Friday, April 07, 2006

Housing: Good News Today, Bad News Tomorrow

Goldman economist Jan Hatzius argues that softness in housing will be such a drag on the economy that the Federal Reserve, which has been steadily cranking short-term interest rates higher, is going to have to turn around and start cutting them to keep the economy from tanking. He's looking for a full percentage-point cut in 2007.

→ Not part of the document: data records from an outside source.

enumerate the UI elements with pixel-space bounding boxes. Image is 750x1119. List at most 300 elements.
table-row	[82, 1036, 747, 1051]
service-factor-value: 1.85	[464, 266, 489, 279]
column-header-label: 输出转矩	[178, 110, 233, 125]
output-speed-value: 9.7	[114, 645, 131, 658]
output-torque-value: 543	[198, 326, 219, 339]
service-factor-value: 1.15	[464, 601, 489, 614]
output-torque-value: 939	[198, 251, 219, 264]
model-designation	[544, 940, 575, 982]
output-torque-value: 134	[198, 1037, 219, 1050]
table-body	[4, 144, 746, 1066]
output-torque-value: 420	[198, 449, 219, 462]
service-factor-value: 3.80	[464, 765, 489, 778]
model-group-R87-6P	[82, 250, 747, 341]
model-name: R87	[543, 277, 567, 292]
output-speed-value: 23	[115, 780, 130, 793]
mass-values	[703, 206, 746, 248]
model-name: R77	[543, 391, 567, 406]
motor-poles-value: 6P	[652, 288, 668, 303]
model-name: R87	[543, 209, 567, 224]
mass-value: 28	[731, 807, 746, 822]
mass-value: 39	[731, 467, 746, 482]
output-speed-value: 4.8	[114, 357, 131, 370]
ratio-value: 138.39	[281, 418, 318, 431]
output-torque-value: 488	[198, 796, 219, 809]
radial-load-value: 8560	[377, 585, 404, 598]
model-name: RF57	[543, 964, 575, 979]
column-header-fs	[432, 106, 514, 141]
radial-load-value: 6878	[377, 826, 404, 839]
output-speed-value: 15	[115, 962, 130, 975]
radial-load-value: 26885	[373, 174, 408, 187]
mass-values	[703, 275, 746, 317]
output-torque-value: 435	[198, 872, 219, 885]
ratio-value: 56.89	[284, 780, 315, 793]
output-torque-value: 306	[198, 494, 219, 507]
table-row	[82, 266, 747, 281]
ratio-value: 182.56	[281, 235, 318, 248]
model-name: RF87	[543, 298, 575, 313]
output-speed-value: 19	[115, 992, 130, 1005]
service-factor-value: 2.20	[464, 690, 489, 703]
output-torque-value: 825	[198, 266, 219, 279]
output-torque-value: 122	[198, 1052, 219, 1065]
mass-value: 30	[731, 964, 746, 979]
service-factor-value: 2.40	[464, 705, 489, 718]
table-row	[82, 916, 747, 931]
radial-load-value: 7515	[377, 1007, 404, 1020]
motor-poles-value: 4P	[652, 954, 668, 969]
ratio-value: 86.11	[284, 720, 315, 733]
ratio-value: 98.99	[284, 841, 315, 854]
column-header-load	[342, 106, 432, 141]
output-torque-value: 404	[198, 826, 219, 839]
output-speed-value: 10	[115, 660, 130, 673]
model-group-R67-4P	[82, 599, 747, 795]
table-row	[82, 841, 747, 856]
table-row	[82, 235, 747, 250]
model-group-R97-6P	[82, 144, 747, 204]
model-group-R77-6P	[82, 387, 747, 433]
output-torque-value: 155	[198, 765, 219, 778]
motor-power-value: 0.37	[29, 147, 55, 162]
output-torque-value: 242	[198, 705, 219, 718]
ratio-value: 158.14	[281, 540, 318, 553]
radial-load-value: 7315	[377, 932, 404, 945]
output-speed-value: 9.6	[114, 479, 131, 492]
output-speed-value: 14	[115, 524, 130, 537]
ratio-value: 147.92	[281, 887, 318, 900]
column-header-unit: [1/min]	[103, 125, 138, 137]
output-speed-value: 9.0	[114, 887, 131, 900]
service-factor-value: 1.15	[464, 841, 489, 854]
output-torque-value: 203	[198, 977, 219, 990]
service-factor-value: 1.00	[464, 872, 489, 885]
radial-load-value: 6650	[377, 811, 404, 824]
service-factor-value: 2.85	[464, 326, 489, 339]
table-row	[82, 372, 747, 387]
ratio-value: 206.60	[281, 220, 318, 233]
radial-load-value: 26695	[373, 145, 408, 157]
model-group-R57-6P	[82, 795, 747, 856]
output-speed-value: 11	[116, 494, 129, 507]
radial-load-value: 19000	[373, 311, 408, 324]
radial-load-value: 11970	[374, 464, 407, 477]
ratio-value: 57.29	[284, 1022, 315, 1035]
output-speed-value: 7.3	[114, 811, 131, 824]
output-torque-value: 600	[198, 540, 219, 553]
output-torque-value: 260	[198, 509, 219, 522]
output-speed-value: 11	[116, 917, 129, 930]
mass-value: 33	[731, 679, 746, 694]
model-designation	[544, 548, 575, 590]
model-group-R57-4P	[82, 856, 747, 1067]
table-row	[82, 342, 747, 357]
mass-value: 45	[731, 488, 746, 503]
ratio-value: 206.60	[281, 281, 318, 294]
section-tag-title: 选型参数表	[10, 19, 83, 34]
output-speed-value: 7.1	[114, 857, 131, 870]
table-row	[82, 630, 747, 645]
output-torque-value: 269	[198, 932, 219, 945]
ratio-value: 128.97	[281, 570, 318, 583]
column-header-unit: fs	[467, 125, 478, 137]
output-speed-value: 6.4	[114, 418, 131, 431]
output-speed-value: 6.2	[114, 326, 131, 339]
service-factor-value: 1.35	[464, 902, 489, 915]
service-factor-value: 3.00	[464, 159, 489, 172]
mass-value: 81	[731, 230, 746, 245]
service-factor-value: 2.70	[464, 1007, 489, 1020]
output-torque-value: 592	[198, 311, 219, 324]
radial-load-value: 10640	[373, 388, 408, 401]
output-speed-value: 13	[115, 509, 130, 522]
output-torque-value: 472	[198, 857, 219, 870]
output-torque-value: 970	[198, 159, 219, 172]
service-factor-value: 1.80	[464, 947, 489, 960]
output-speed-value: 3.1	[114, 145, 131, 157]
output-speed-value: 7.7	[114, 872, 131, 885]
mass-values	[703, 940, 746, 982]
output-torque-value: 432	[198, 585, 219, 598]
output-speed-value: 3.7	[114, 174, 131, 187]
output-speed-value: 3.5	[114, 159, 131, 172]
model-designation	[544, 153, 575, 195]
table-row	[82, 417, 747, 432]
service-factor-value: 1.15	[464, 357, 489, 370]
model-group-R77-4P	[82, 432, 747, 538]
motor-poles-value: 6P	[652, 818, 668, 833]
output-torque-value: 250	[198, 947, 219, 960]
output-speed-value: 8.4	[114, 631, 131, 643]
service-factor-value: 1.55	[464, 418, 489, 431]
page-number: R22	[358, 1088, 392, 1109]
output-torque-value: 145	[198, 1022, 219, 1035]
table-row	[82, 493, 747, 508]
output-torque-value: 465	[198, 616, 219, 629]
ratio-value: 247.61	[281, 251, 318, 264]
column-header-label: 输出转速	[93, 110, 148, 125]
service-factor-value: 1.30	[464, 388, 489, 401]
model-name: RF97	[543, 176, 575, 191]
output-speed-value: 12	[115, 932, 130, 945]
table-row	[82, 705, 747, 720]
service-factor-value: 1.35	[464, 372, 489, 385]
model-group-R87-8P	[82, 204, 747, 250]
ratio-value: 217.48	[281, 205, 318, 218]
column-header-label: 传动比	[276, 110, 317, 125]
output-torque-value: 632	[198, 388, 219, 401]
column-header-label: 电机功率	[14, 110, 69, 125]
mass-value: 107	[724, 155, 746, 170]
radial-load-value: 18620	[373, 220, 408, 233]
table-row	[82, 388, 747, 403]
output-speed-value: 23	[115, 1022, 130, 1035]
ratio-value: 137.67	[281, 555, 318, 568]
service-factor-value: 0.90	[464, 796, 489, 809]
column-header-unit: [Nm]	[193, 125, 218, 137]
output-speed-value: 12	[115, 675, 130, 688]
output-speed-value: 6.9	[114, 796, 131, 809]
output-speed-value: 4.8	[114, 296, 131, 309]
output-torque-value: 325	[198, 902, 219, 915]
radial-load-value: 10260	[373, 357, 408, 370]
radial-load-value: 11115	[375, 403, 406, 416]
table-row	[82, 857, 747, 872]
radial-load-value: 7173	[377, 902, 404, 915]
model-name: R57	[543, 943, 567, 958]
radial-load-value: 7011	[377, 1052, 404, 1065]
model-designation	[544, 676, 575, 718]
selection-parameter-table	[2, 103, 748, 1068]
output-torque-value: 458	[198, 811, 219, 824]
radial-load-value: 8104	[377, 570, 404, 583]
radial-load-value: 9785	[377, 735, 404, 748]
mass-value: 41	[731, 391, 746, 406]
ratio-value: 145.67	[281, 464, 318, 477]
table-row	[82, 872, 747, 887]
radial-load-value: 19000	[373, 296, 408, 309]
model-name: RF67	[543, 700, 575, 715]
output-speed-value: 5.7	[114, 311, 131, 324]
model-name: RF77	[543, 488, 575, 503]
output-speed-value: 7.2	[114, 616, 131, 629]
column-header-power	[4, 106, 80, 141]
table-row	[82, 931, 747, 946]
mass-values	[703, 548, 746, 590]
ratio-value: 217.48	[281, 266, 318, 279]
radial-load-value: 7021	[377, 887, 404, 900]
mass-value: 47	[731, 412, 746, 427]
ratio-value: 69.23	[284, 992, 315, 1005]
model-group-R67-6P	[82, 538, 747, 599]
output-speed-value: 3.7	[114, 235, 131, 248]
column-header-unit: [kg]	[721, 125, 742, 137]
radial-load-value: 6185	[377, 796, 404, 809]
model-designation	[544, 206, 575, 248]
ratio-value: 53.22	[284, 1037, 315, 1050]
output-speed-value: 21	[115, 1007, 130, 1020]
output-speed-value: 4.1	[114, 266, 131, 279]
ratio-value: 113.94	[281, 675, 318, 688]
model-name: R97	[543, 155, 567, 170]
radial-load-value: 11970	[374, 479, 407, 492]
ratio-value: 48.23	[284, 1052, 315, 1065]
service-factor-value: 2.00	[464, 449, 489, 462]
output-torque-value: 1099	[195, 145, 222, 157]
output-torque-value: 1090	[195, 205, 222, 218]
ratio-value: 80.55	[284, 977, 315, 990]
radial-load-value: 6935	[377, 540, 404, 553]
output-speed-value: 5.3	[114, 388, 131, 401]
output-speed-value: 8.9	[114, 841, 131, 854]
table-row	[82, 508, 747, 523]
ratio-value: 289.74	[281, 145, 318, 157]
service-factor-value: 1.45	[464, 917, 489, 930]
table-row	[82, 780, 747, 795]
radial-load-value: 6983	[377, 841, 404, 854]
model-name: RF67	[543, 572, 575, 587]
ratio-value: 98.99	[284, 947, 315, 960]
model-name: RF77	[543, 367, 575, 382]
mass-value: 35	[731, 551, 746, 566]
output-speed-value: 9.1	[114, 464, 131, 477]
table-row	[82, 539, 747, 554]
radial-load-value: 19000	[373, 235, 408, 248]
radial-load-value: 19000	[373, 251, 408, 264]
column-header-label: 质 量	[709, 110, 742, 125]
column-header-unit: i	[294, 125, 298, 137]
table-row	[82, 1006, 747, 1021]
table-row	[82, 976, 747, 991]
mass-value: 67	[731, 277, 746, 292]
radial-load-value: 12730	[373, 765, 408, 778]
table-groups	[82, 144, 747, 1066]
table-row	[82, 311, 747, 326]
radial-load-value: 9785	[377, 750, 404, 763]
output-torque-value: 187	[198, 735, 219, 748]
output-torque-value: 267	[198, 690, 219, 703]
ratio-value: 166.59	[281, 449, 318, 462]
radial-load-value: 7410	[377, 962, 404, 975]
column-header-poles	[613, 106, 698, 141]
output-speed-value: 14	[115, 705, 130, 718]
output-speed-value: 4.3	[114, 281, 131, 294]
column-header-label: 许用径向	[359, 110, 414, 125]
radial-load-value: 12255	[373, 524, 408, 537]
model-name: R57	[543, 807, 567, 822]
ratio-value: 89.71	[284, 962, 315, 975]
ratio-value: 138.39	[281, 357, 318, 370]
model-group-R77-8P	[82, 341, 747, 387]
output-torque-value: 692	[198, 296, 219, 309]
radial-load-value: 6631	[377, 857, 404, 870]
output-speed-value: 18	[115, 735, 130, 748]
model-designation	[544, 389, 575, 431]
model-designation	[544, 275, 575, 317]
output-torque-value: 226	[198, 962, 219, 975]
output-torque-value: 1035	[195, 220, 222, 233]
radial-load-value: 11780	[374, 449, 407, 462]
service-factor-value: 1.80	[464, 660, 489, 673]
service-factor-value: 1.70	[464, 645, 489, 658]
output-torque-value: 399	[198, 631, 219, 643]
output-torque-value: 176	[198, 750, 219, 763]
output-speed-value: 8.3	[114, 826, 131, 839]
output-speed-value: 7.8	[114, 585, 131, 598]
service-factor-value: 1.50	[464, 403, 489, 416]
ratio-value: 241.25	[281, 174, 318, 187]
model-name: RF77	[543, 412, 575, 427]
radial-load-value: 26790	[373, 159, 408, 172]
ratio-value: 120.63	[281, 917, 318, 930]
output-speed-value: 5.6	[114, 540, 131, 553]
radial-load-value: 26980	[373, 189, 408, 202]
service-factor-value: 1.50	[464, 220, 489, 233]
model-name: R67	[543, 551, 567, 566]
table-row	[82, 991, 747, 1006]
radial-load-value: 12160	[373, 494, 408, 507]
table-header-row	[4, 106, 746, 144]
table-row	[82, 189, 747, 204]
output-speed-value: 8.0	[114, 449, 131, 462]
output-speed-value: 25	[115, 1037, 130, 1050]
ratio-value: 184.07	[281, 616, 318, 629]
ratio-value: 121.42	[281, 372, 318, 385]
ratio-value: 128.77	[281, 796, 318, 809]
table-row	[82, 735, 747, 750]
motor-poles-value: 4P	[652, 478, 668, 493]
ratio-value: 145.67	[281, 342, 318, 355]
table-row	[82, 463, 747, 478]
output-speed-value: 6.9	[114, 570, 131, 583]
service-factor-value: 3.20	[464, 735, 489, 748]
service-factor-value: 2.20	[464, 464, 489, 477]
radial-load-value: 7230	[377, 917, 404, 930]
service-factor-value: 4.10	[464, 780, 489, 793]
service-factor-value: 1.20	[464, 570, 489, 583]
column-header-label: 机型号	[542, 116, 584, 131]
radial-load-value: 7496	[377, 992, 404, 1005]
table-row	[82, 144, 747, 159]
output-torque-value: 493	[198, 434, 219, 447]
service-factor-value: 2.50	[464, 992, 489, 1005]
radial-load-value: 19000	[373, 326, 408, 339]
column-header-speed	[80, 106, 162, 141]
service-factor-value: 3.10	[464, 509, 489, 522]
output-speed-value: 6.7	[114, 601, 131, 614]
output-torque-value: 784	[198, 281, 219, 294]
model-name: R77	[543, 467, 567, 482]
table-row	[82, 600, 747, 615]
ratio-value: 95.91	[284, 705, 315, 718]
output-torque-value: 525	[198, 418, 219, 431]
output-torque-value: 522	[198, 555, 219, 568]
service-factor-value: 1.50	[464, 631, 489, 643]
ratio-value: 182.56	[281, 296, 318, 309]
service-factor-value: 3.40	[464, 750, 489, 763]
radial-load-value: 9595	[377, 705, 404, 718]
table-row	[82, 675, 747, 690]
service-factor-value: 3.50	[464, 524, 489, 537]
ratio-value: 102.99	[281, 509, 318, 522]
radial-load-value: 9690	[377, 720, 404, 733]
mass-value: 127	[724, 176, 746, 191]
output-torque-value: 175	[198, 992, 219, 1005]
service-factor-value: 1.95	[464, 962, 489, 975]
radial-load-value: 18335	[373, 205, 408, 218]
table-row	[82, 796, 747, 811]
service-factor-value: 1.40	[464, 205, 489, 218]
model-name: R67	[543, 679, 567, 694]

Here are Hatzius' bullet points:
  • Houses are about 15% overvalued nationwide, ranging from 50% overvalued in Los Angeles to not overvalued at all in Houston.
  • Housing construction, which is the highest share of GDP in half a century, will slow. And people will pull less cash out of their homes (through cash-out refinancings, etc.).
  • Together, these drags will subtract 1.5 percentage points from the economy's underlying growth rate. For the past two years, housing's strength has lifted economic growth about 1 percentage point above its underlying rate. All told, then, the downturn in housing from will subtract 2.5 percentage points from GDP growth.
  • Ben Bernanke probably isn't going to react right away. He'll wait until there's concrete evidence that a housing downturn is hurting the economy. "If and when that slowdown arrives, however, the response is likely to be fairly aggressive."
History:
In July 25, 2003, senior economist of
Goldman Sachs Jan Hatzius said: "the housing market will stay strong for the next three to six months, egged on by ultra-low interest rates and the continued strength of refinancing."